Os combates prosseguiram pela madrugada, enquanto os sudaneses se refugiavam em suas casas, temendo um conflito prolongado que poderia mergulhar o Sudão em um caos mais profundo, frustrando as expectativas de uma transição para uma democracia chefiada por civis.

Conflito esperado

Enquanto os médicos contam os feridos às centenas desde o início dos confrontos, no sábado a Organização Mundial da Saúde (OMS) alertou que "vários dos nove hospitais em Cartum, que recebem civis feridos, ficaram sem sangue, equipamentos de transfusão, fluidos intravenosos e outros suprimentos vitais".

O Programa Mundial de Alimentos (PMA), subordinado às Nações Unidas, informou que após as mortes de três de seus funcionários, vai suspender suas operações no país africano.

O conflito se desenhava há semanas, impedindo um acordo político em um dos países mais pobres do mundo. Desde a revolta popular que depôs Omar al-Bashir, em 2019, o Sudão tenta realizar suas primeiras eleições livres após 30 anos de ditadura.

Durante o golpe de Estado que pôs fim à transição democrática, em outubro de 2021, o chefe do Exército, Abdel Fatah al Burhan, e o líder das FAR, general Mohamed Hamdan Daglo, juntaram forças para expulsar os civis do poder.

Mas a rivalidade entre os dois generais levou à violência no sábado.

As FAR, comandadas por Daglo, dizem ter ocupado o aeroporto internacional de Cartum, o palácio presidencial e outros locais estratégicos, mas o exército garante que continua controlando ambos.

Também há confrontos na região oeste de Darfur e no estado fronteiriço de Kassala (leste).

A ONU diz que seus funcionários do PMA morreram no sábado em confrontos no norte de Darfur. Após sua morte e a de outros civis, o secretário-geral da ONU, António Guterres, pediu "justiça sem demora".

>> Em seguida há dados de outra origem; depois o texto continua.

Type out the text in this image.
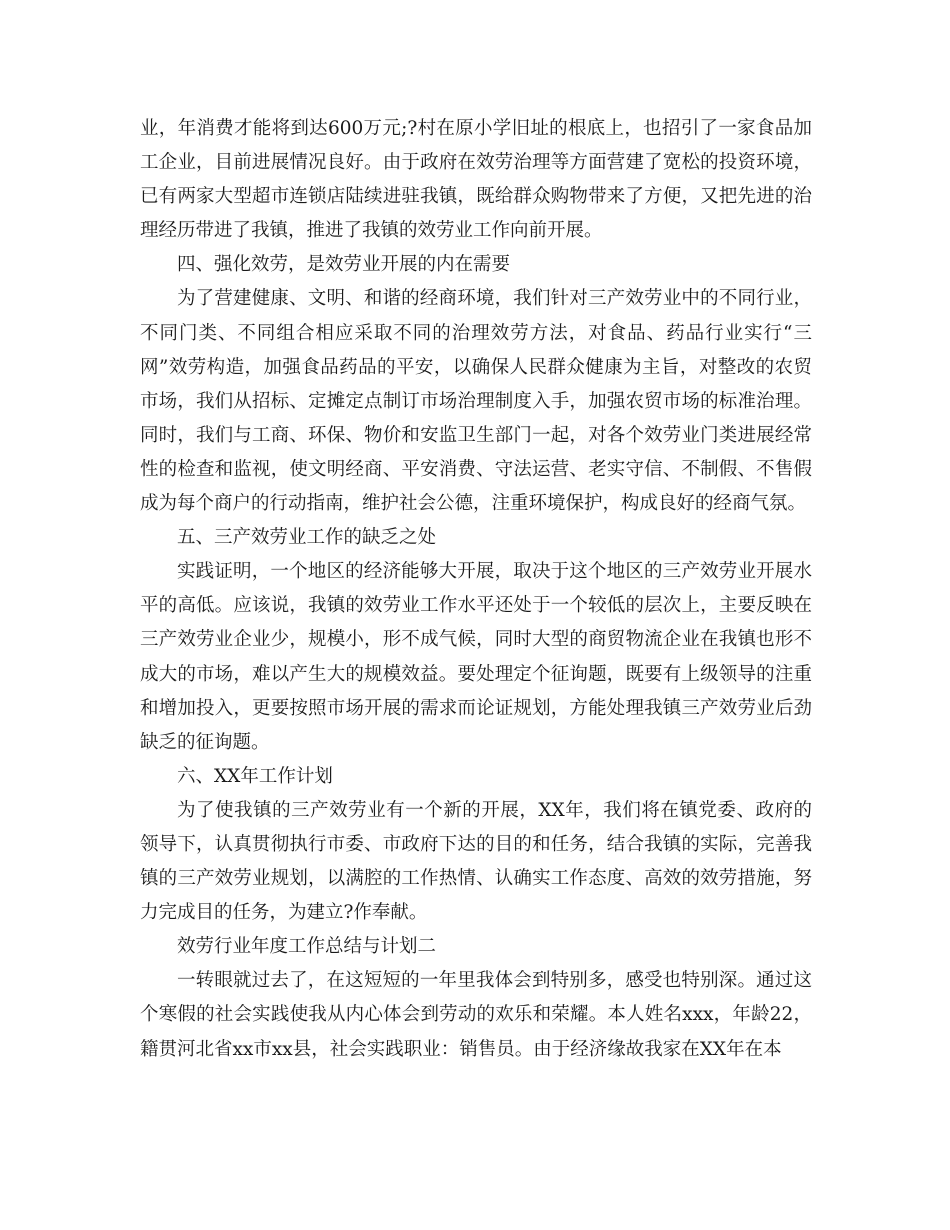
业，年消费才能将到达600万元;?村在原小学旧址的根底上，也招引了一家食品加工企业，目前进展情况良好。由于政府在效劳治理等方面营建了宽松的投资环境，已有两家大型超市连锁店陆续进驻我镇，既给群众购物带来了方便，又把先进的治理经历带进了我镇，推进了我镇的效劳业工作向前开展。

四、强化效劳，是效劳业开展的内在需要

为了营建健康、文明、和谐的经商环境，我们针对三产效劳业中的不同行业，不同门类、不同组合相应采取不同的治理效劳方法，对食品、药品行业实行“三网”效劳构造，加强食品药品的平安，以确保人民群众健康为主旨，对整改的农贸市场，我们从招标、定摊定点制订市场治理制度入手，加强农贸市场的标准治理。同时，我们与工商、环保、物价和安监卫生部门一起，对各个效劳业门类进展经常性的检查和监视，使文明经商、平安消费、守法运营、老实守信、不制假、不售假成为每个商户的行动指南，维护社会公德，注重环境保护，构成良好的经商气氛。

五、三产效劳业工作的缺乏之处

实践证明，一个地区的经济能够大开展，取决于这个地区的三产效劳业开展水平的高低。应该说，我镇的效劳业工作水平还处于一个较低的层次上，主要反映在三产效劳业企业少，规模小，形不成气候，同时大型的商贸物流企业在我镇也形不成大的市场，难以产生大的规模效益。要处理定个征询题，既要有上级领导的注重和增加投入，更要按照市场开展的需求而论证规划，方能处理我镇三产效劳业后劲缺乏的征询题。

六、XX年工作计划

为了使我镇的三产效劳业有一个新的开展，XX年，我们将在镇党委、政府的领导下，认真贯彻执行市委、市政府下达的目的和任务，结合我镇的实际，完善我镇的三产效劳业规划，以满腔的工作热情、认确实工作态度、高效的效劳措施，努力完成目的任务，为建立?作奉献。

效劳行业年度工作总结与计划二

一转眼就过去了，在这短短的一年里我体会到特别多，感受也特别深。通过这个寒假的社会实践使我从内心体会到劳动的欢乐和荣耀。本人姓名xxx，年龄22，籍贯河北省xx市xx县，社会实践职业：销售员。由于经济缘故我家在XX年在本
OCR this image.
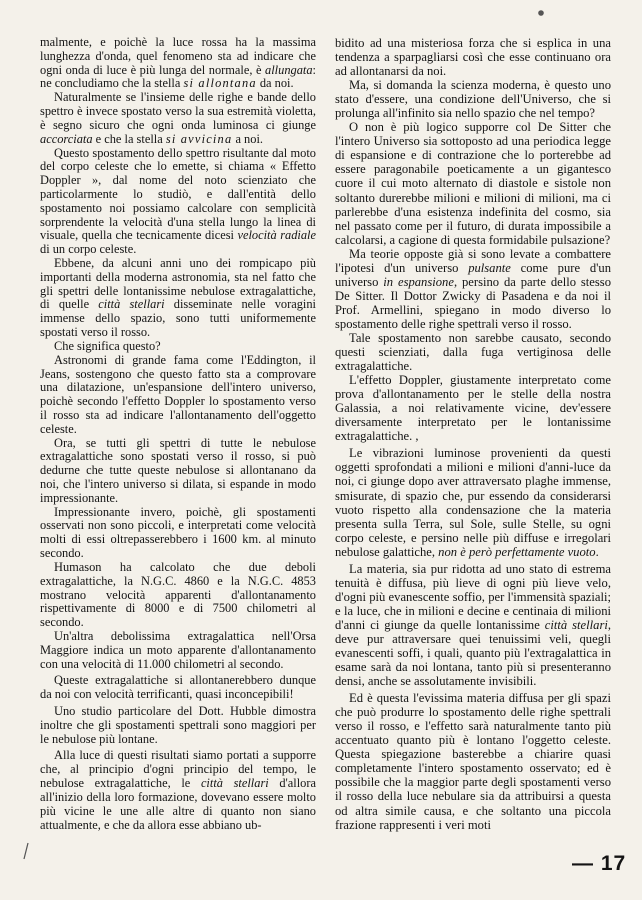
malmente, e poichè la luce rossa ha la massima lunghezza d'onda, quel fenomeno sta ad indicare che ogni onda di luce è più lunga del normale, è allungata: ne concludiamo che la stella si allontana da noi.

Naturalmente se l'insieme delle righe e bande dello spettro è invece spostato verso la sua estremità violetta, è segno sicuro che ogni onda luminosa ci giunge accorciata e che la stella si avvicina a noi.

Questo spostamento dello spettro risultante dal moto del corpo celeste che lo emette, si chiama « Effetto Doppler », dal nome del noto scienziato che particolarmente lo studiò, e dall'entità dello spostamento noi possiamo calcolare con semplicità sorprendente la velocità d'una stella lungo la linea di visuale, quella che tecnicamente dicesi velocità radiale di un corpo celeste.

Ebbene, da alcuni anni uno dei rompicapo più importanti della moderna astronomia, sta nel fatto che gli spettri delle lontanissime nebulose extragalattiche, di quelle città stellari disseminate nelle voragini immense dello spazio, sono tutti uniformemente spostati verso il rosso.

Che significa questo?

Astronomi di grande fama come l'Eddington, il Jeans, sostengono che questo fatto sta a comprovare una dilatazione, un'espansione dell'intero universo, poichè secondo l'effetto Doppler lo spostamento verso il rosso sta ad indicare l'allontanamento dell'oggetto celeste.

Ora, se tutti gli spettri di tutte le nebulose extragalattiche sono spostati verso il rosso, si può dedurne che tutte queste nebulose si allontanano da noi, che l'intero universo si dilata, si espande in modo impressionante.

Impressionante invero, poichè, gli spostamenti osservati non sono piccoli, e interpretati come velocità molti di essi oltrepasserebbero i 1600 km. al minuto secondo.

Humason ha calcolato che due deboli extragalattiche, la N.G.C. 4860 e la N.G.C. 4853 mostrano velocità apparenti d'allontanamento rispettivamente di 8000 e di 7500 chilometri al secondo.

Un'altra debolissima extragalattica nell'Orsa Maggiore indica un moto apparente d'allontanamento con una velocità di 11.000 chilometri al secondo.

Queste extragalattiche si allontanerebbero dunque da noi con velocità terrificanti, quasi inconcepibili!

Uno studio particolare del Dott. Hubble dimostra inoltre che gli spostamenti spettrali sono maggiori per le nebulose più lontane.

Alla luce di questi risultati siamo portati a supporre che, al principio d'ogni principio del tempo, le nebulose extragalattiche, le città stellari d'allora all'inizio della loro formazione, dovevano essere molto più vicine le une alle altre di quanto non siano attualmente, e che da allora esse abbiano ub-

bidito ad una misteriosa forza che si esplica in una tendenza a sparpagliarsi così che esse continuano ora ad allontanarsi da noi.

Ma, si domanda la scienza moderna, è questo uno stato d'essere, una condizione dell'Universo, che si prolunga all'infinito sia nello spazio che nel tempo?

O non è più logico supporre col De Sitter che l'intero Universo sia sottoposto ad una periodica legge di espansione e di contrazione che lo porterebbe ad essere paragonabile poeticamente a un gigantesco cuore il cui moto alternato di diastole e sistole non soltanto durerebbe milioni e milioni di milioni, ma ci parlerebbe d'una esistenza indefinita del cosmo, sia nel passato come per il futuro, di durata impossibile a calcolarsi, a cagione di questa formidabile pulsazione?

Ma teorie opposte già si sono levate a combattere l'ipotesi d'un universo pulsante come pure d'un universo in espansione, persino da parte dello stesso De Sitter. Il Dottor Zwicky di Pasadena e da noi il Prof. Armellini, spiegano in modo diverso lo spostamento delle righe spettrali verso il rosso.

Tale spostamento non sarebbe causato, secondo questi scienziati, dalla fuga vertiginosa delle extragalattiche.

L'effetto Doppler, giustamente interpretato come prova d'allontanamento per le stelle della nostra Galassia, a noi relativamente vicine, dev'essere diversamente interpretato per le lontanissime extragalattiche. ,

Le vibrazioni luminose provenienti da questi oggetti sprofondati a milioni e milioni d'anni-luce da noi, ci giunge dopo aver attraversato plaghe immense, smisurate, di spazio che, pur essendo da considerarsi vuoto rispetto alla condensazione che la materia presenta sulla Terra, sul Sole, sulle Stelle, su ogni corpo celeste, e persino nelle più diffuse e irregolari nebulose galattiche, non è però perfettamente vuoto.

La materia, sia pur ridotta ad uno stato di estrema tenuità è diffusa, più lieve di ogni più lieve velo, d'ogni più evanescente soffio, per l'immensità spaziali; e la luce, che in milioni e decine e centinaia di milioni d'anni ci giunge da quelle lontanissime città stellari, deve pur attraversare quei tenuissimi veli, quegli evanescenti soffi, i quali, quanto più l'extragalattica in esame sarà da noi lontana, tanto più si presenteranno densi, anche se assolutamente invisibili.

Ed è questa l'evissima materia diffusa per gli spazi che può produrre lo spostamento delle righe spettrali verso il rosso, e l'effetto sarà naturalmente tanto più accentuato quanto più è lontano l'oggetto celeste. Questa spiegazione basterebbe a chiarire quasi completamente l'intero spostamento osservato; ed è possibile che la maggior parte degli spostamenti verso il rosso della luce nebulare sia da attribuirsi a questa od altra simile causa, e che soltanto una piccola frazione rappresenti i veri moti

— 17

Segundo as Nações Unidas, um terço da população do Sudão precisa de ajuda humanitária.

Guerra fraticida

Criadas em 2013, as FAR surgiram da milícia Janjawid, que o então presidente Omar al-Bashir havia criado contra as milícias étnicas não árabes em Darfur uma década antes, gerando acusações de crimes de guerra.

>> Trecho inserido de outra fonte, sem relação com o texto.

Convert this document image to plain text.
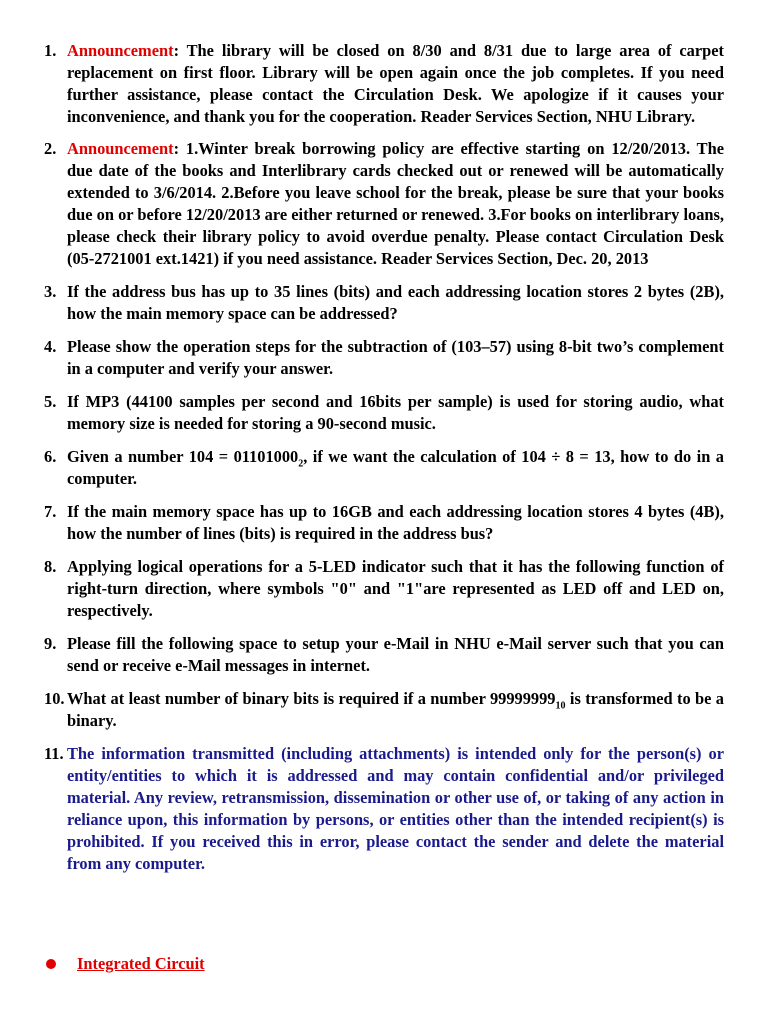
1. Announcement: The library will be closed on 8/30 and 8/31 due to large area of carpet replacement on first floor. Library will be open again once the job completes. If you need further assistance, please contact the Circulation Desk. We apologize if it causes your inconvenience, and thank you for the cooperation. Reader Services Section, NHU Library.
2. Announcement: 1.Winter break borrowing policy are effective starting on 12/20/2013. The due date of the books and Interlibrary cards checked out or renewed will be automatically extended to 3/6/2014. 2.Before you leave school for the break, please be sure that your books due on or before 12/20/2013 are either returned or renewed. 3.For books on interlibrary loans, please check their library policy to avoid overdue penalty. Please contact Circulation Desk (05-2721001 ext.1421) if you need assistance. Reader Services Section, Dec. 20, 2013
3. If the address bus has up to 35 lines (bits) and each addressing location stores 2 bytes (2B), how the main memory space can be addressed?
4. Please show the operation steps for the subtraction of (103–57) using 8-bit two’s complement in a computer and verify your answer.
5. If MP3 (44100 samples per second and 16bits per sample) is used for storing audio, what memory size is needed for storing a 90-second music.
6. Given a number $104 = 01101000_2$, if we want the calculation of 104 ÷ 8 = 13, how to do in a computer.
7. If the main memory space has up to 16GB and each addressing location stores 4 bytes (4B), how the number of lines (bits) is required in the address bus?
8. Applying logical operations for a 5-LED indicator such that it has the following function of right-turn direction, where symbols "0" and "1"are represented as LED off and LED on, respectively.
9. Please fill the following space to setup your e-Mail in NHU e-Mail server such that you can send or receive e-Mail messages in internet.
10. What at least number of binary bits is required if a number $99999999_{10}$ is transformed to be a binary.
11. The information transmitted (including attachments) is intended only for the person(s) or entity/entities to which it is addressed and may contain confidential and/or privileged material. Any review, retransmission, dissemination or other use of, or taking of any action in reliance upon, this information by persons, or entities other than the intended recipient(s) is prohibited. If you received this in error, please contact the sender and delete the material from any computer.
Integrated Circuit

A integração planejada das FAR no exército regular foi um elemento-chave dos diálogos para concluir um acordo que se esperava que restaurasse a transição civil do Sudão e pusesse um fim à crise político-econômica provocada pelo golpe militar de 2021 de al-Burhan e Daglo.

Os apelos para pôr fim aos combates vieram de toda a região e do mundo, incluindo Estados Unidos, Reino Unido, China, União Europeia e Rússia, enquanto o papa Francisco pediu a retomada do diálogo.

Após uma reunião sobre o Sudão, a União Europeia disse que um alto funcionário viajará "imediatamente" ao país para orientar ambas as partes no sentido de um cessar-fogo, enquanto a Liga Árabe celebrou uma reunião de emergência no Cairo.

Por enquanto, porém, nenhum dos dois generais parece disposto a conversar, chamando um ao outro de criminoso.

Al-Burhan, um soldado que ascendeu na carreira durante o governo do agora preso general islamita al-Bashir, assegurou que o golpe de 2021 foi "necessário" para incluir mais facções na política.

Daglo, por sua vez, qualificou o golpe de um "erro" porque não conseguiu produzir mudanças e reativou alguns elementos do regime de al-Bashir, deposto pelo exército, em 2019, após protestos maciços.